When I began taking workshops at the place where I now teach, I was amazed at the power of encouragement—I went from a column-writing class to a workshop called Autobiography as Fiction and Nonfiction to my first real attempt at fiction (I considered fleeing the room but mentally bolted myself to the chair) to more fiction and more fiction and more fiction (I couldn't believe I could actually do this!) to applying to MFA programs to quitting my job and devoting two and a half years to getting my master's in fiction writing and, all that time, swimming in the amazing soul-building pool of encouragement: encouragement of the pursuit of writing, the idea that it was worth devoting time to. Not the kind of encouragement that meant people said only nice things to me about my very imperfect drafts.
The belief that to teach writing is to encourage writing has guided me since I taught my first fiction workshop to undergrads at my grad-school alma mater in 1990 and then—after gravitating back to nonfiction in my own work (almost immediately upon getting my MFA in fiction!)—when I started teaching the personal essay in 1993.

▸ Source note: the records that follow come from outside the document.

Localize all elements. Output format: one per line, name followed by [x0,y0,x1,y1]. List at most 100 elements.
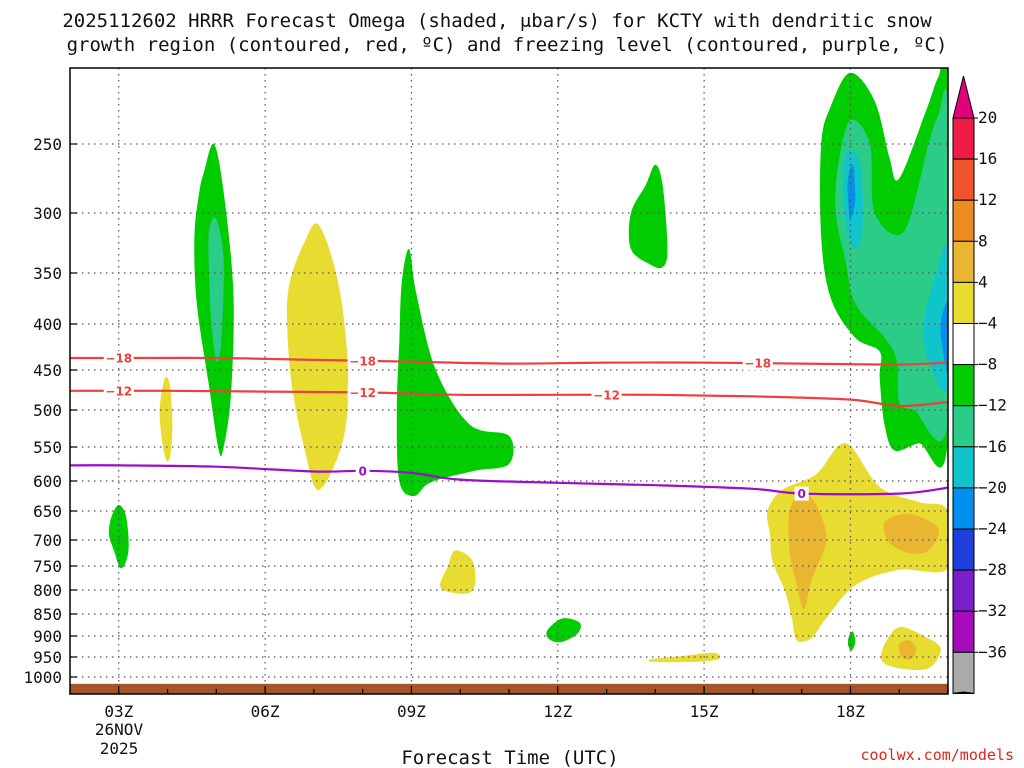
dgz-minus12-label-bg-1 [347,385,378,400]
dgz-minus12 [70,389,948,408]
freezing-level-label-bg-0 [355,463,370,478]
y-tick-label-250: 250 [33,135,62,154]
dgz-minus12-label-bg-2 [591,387,622,402]
dgz-minus18-label-bg-2 [742,356,773,371]
y-tick-label-900: 900 [33,627,62,646]
dgz-minus12-label-1: −12 [349,386,376,400]
x-tick-label-12Z: 12Z [543,702,572,721]
colorbar-label-1: 16 [978,149,997,168]
dgz-minus18 [70,356,948,366]
x-axis-title: Forecast Time (UTC) [401,747,618,768]
omega-sink-1930z-orange [898,640,917,660]
chart-title-line2: growth region (contoured, red, ºC) and f… [67,34,948,56]
y-tick-label-650: 650 [33,502,62,521]
y-tick-label-600: 600 [33,472,62,491]
colorbar-band-12 [952,610,975,653]
colorbar-top-arrow [952,75,975,119]
y-tick-label-350: 350 [33,264,62,283]
colorbar-band-13 [952,651,975,694]
colorbar: 20 16 12 8 4 −4 −8 −12 −16 −20 −24 −28 −32 −36 [952,75,1007,694]
colorbar-label-6: −8 [978,355,997,374]
colorbar-label-2: 12 [978,190,997,209]
colorbar-band-10 [952,528,975,571]
omega-sink-04z [159,377,173,462]
y-tick-label-950: 950 [33,648,62,667]
dgz-minus12-label-bg-0 [103,383,134,398]
colorbar-label-8: −16 [978,437,1007,456]
y-tick-label-450: 450 [33,361,62,380]
y-tick-label-300: 300 [33,204,62,223]
y-tick-label-700: 700 [33,531,62,550]
y-axis: 250 300 350 400 450 500 550 600 650 700 750 800 850 9… [23,135,77,687]
colorbar-label-13: −36 [978,642,1007,661]
y-tick-label-550: 550 [33,438,62,457]
y-tick-label-500: 500 [33,401,62,420]
omega-sink-14z [648,652,721,663]
chart-title-line1: 2025112602 HRRR Forecast Omega (shaded, … [62,10,932,32]
dgz-minus18-label-1: −18 [349,354,376,368]
x-tick-label-09Z: 09Z [397,702,426,721]
contour-layer: −18 −18 −18 −12 −12 −12 0 0 [70,351,948,501]
colorbar-band-1 [952,158,975,201]
y-tick-label-800: 800 [33,581,62,600]
colorbar-band-11 [952,569,975,612]
colorbar-label-4: 4 [978,272,988,291]
omega-lift-upper-right-blue2 [940,301,948,372]
colorbar-label-9: −20 [978,478,1007,497]
colorbar-band-7 [952,405,975,448]
freezing-level-label-bg-1 [794,486,809,501]
omega-lift-14z [628,164,668,269]
credit-text: coolwx.com/models [860,746,1014,764]
colorbar-band-6 [952,364,975,407]
x-date-label-year: 2025 [100,739,139,758]
colorbar-label-3: 8 [978,231,988,250]
omega-sink-lower-right-orange [788,492,827,610]
x-axis: 03Z 06Z 09Z 12Z 15Z 18Z [69,686,949,721]
y-tick-label-750: 750 [33,557,62,576]
grid-layer [70,68,948,694]
x-tick-label-18Z: 18Z [836,702,865,721]
colorbar-label-0: 20 [978,108,997,127]
colorbar-label-12: −32 [978,601,1007,620]
dgz-minus12-label-2: −12 [593,388,620,402]
x-tick-label-06Z: 06Z [251,702,280,721]
freezing-level-label-0: 0 [358,464,366,478]
freezing-level-label-1: 0 [797,487,805,501]
omega-sink-lower-right-orange2 [883,513,939,554]
omega-lift-upper-right-inner [835,88,948,442]
omega-lift-12z [546,618,581,643]
y-tick-label-400: 400 [33,315,62,334]
y-tick-label-850: 850 [33,605,62,624]
terrain-layer [70,683,948,694]
omega-lift-09z [396,248,514,497]
omega-lift-inner-05z [208,217,224,362]
colorbar-label-10: −24 [978,519,1007,538]
omega-lift-upper-right-blue [847,164,856,219]
colorbar-band-3 [952,240,975,283]
colorbar-bottom-arrow [952,691,975,694]
dgz-minus18-label-bg-0 [103,351,134,366]
omega-shading-layer [108,68,948,670]
colorbar-label-11: −28 [978,560,1007,579]
omega-sink-07z [286,223,349,491]
colorbar-band-5 [952,323,975,366]
omega-lift-18z-small [847,631,856,651]
dgz-minus12-label-0: −12 [105,384,132,398]
dgz-minus18-label-bg-1 [347,353,378,368]
omega-lift-upper-right-cyan2 [923,244,948,392]
omega-sink-10z [440,550,476,594]
surface [70,683,948,694]
y-tick-label-1000: 1000 [23,668,62,687]
x-tick-label-15Z: 15Z [690,702,719,721]
x-tick-label-03Z: 03Z [104,702,133,721]
dgz-minus18-label-2: −18 [744,357,771,371]
colorbar-label-5: −4 [978,314,997,333]
x-date-label-day: 26NOV [95,720,144,739]
colorbar-band-9 [952,487,975,530]
colorbar-band-4 [952,281,975,324]
dgz-minus18-label-0: −18 [105,352,132,366]
colorbar-band-8 [952,446,975,489]
colorbar-band-2 [952,199,975,242]
colorbar-band-0 [952,117,975,160]
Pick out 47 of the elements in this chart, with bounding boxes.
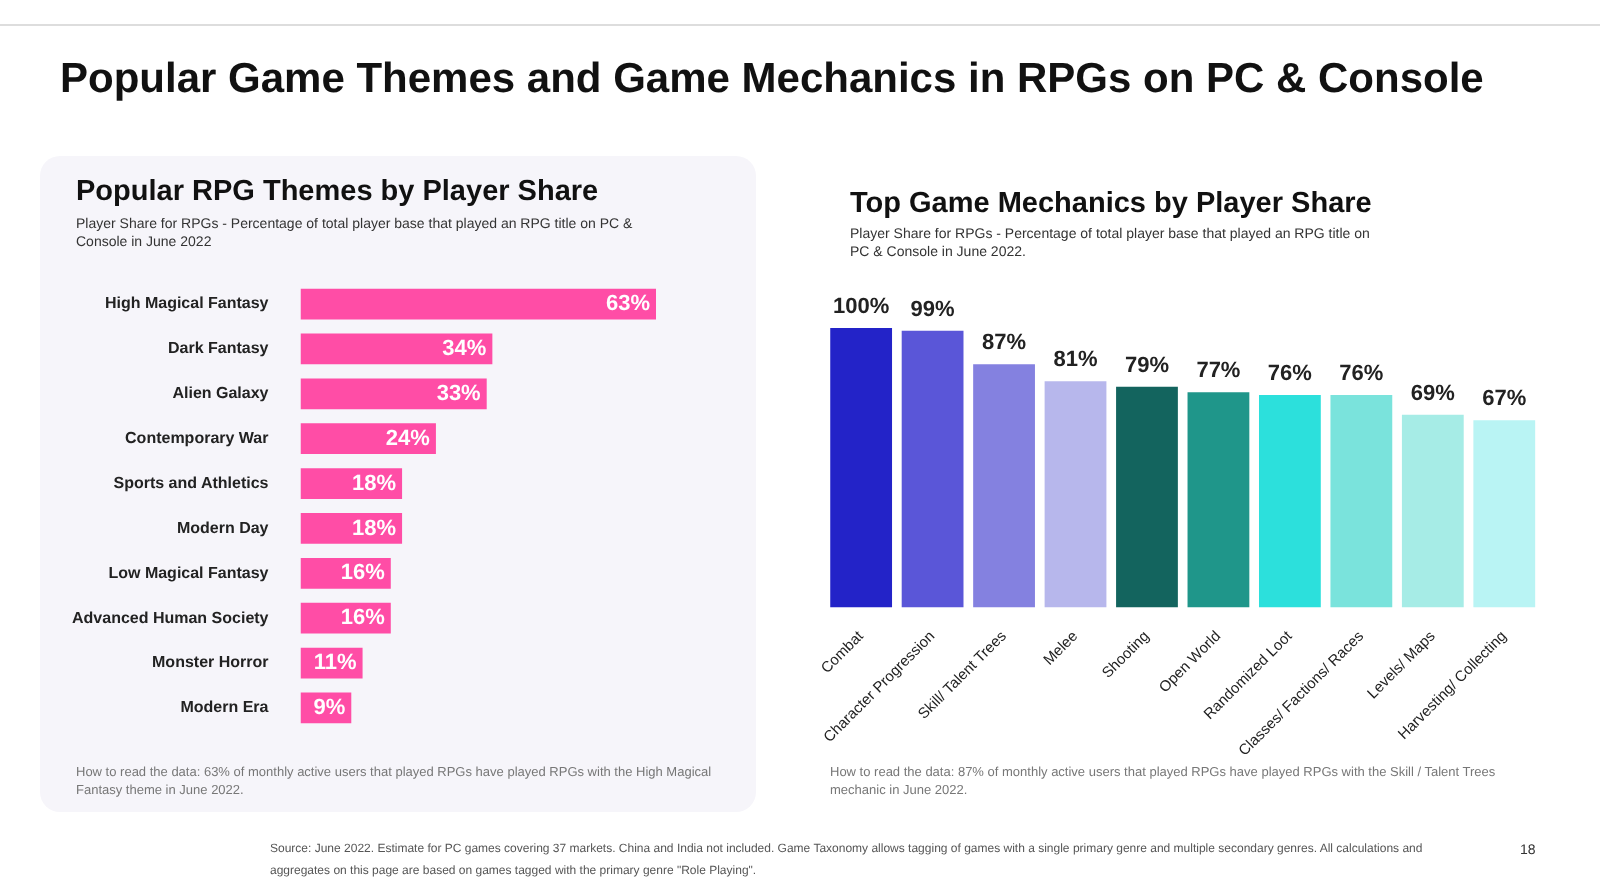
data-label: 9% bbox=[313, 696, 346, 721]
bar bbox=[1473, 420, 1536, 608]
bar bbox=[300, 423, 436, 455]
data-label: 33% bbox=[436, 381, 482, 406]
y-tick-label: High Magical Fantasy bbox=[104, 294, 270, 313]
data-label: 79% bbox=[1124, 353, 1170, 378]
bar bbox=[300, 333, 493, 365]
bar bbox=[830, 328, 893, 608]
bar bbox=[1330, 395, 1393, 608]
data-label: 18% bbox=[352, 471, 397, 496]
data-label: 16% bbox=[340, 606, 386, 631]
text: Popular Game Themes and Game Mechanics in RPGs on PC & Console bbox=[60, 56, 1486, 104]
bar bbox=[1116, 386, 1178, 608]
data-label: 100% bbox=[833, 295, 890, 320]
data-label: 76% bbox=[1267, 362, 1313, 387]
bar bbox=[300, 288, 656, 320]
data-label: 34% bbox=[442, 336, 487, 361]
y-tick-label: Alien Galaxy bbox=[172, 384, 270, 403]
data-label: 81% bbox=[1053, 348, 1098, 373]
bar bbox=[1187, 392, 1250, 608]
y-tick-label: Dark Fantasy bbox=[168, 339, 270, 358]
chart-title: Top Game Mechanics by Player Share bbox=[850, 188, 1372, 220]
bar bbox=[973, 364, 1035, 608]
y-tick-label: Modern Day bbox=[176, 518, 270, 537]
y-tick-label: Modern Era bbox=[180, 698, 270, 717]
data-label: 18% bbox=[352, 516, 397, 541]
data-label: 69% bbox=[1410, 381, 1456, 406]
bar bbox=[300, 378, 487, 410]
data-label: 76% bbox=[1339, 362, 1384, 387]
bar bbox=[1401, 414, 1464, 608]
data-label: 87% bbox=[982, 331, 1027, 356]
data-label: 77% bbox=[1196, 359, 1241, 384]
y-tick-label: Contemporary War bbox=[125, 429, 269, 448]
data-label: 67% bbox=[1482, 387, 1527, 412]
y-tick-label: Advanced Human Society bbox=[72, 608, 270, 627]
bar bbox=[1044, 381, 1107, 608]
y-tick-label: Monster Horror bbox=[152, 653, 269, 672]
data-label: 16% bbox=[340, 561, 386, 586]
data-label: 11% bbox=[313, 651, 357, 676]
data-label: 63% bbox=[605, 292, 651, 317]
y-tick-label: Low Magical Fantasy bbox=[108, 563, 270, 582]
y-tick-label: Sports and Athletics bbox=[113, 473, 270, 492]
chart-title: Popular RPG Themes by Player Share bbox=[76, 176, 599, 208]
data-label: 99% bbox=[910, 297, 956, 322]
bar bbox=[1258, 395, 1321, 608]
bar bbox=[901, 330, 964, 608]
data-label: 24% bbox=[385, 426, 431, 451]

If you had told me 27 years ago, in the first year of my master's program, that all this time later I'd still be struggling with the up-and-down effort to integrate writing into my life, I'd have been, well . . . a little discouraged. In those days, surrounded every day by equally eager, literary-journal-submitting friends, I envisioned myself someday as an author, regularly publishing short stories, perhaps with a collection or two under my belt.
If "regularly" can be understood to mean "occasionally, with wide gaps in between," then I am indeed a published writer, and proud of what I've managed to shepherd into print. But I long ago realized that I'm unlikely ever to write a book. (I'm not putting myself down, and yeah, I know, never say never. I get it.) Publishing a book requires a certain kind of motivation and doggedness, just in the writing, let alone in the right-hand-on-red, left-foot-on-yellow, right-butt-cheek-on-blue Twister game of finding an agent and publisher and then promoting the thing. It takes a particular sort of person with a particular sort of life and vision, and I'm not that guy. (Shhh, don't ever tell the 26-year-old me.)
What I have succeeded in doing, and thriving in, for 22 years is being a teacher. It's stunning to remind myself that I have taught literally hundreds of people better ways to tell their stories. Many of them return to my classroom multiple times—the number is still in the hundreds even if you count those folks only once. I've forged connections among the various professional and personal areas of my life and enjoyed minimal degrees of separation from other interesting lives both modest and distinguished.
My current class of 11 includes four repeat students. One of those was a young intern at my day job 15 years ago; he's now a married father of two. A young woman, herself the mother of a three-year-old, was one of my students when I taught a class in literary journalism a decade ago at the university where I'd gotten my MFA. A student closer to my age has a teenage daughter who received a heart transplant at age three, a subject her mom wrote about in a previous workshop; several years ago, the daughter wrote an essay about meeting her donor family that I edited and published in the magazine I work for. Another student is the wife of a man who started in the graduate writing program with me in 1987; I remember meeting his baby daughter at an MFA event—she's 28 now.
One 74-year-old man in my class is the son of a famous classical musician. I get a kick out of my indirect connection to the kind of prominence I neither aspire toward nor will ever achieve. In my early years, I taught the wife of a well-known journalist. Teddy Roosevelt's great-granddaughter has been under my tutelage. A few years ago, John McPhee's sister-in-law took my class. Many students have gone on to publish books. My name appears on some very impressive acknowledgments pages! Am I now in the habit of turning first to the acknowledgments page of pretty much any book I pick up? Yes!
It's satisfying to help others tell their stories, to cheer them on in the undertaking with which I myself have had a love/hate relationship nearly my entire adult life. Writing, to me, is like a member of the family. (Not, in this case, a famous member.) Loved and loving, irritating and insistent, a source of both puzzlement and expectations, someone to whom I'll always be bound, whom I can never see enough of and from whom I sometimes can never get sufficient distance.
I may not keep up the correspondence to his satisfaction, but he keeps writing to me.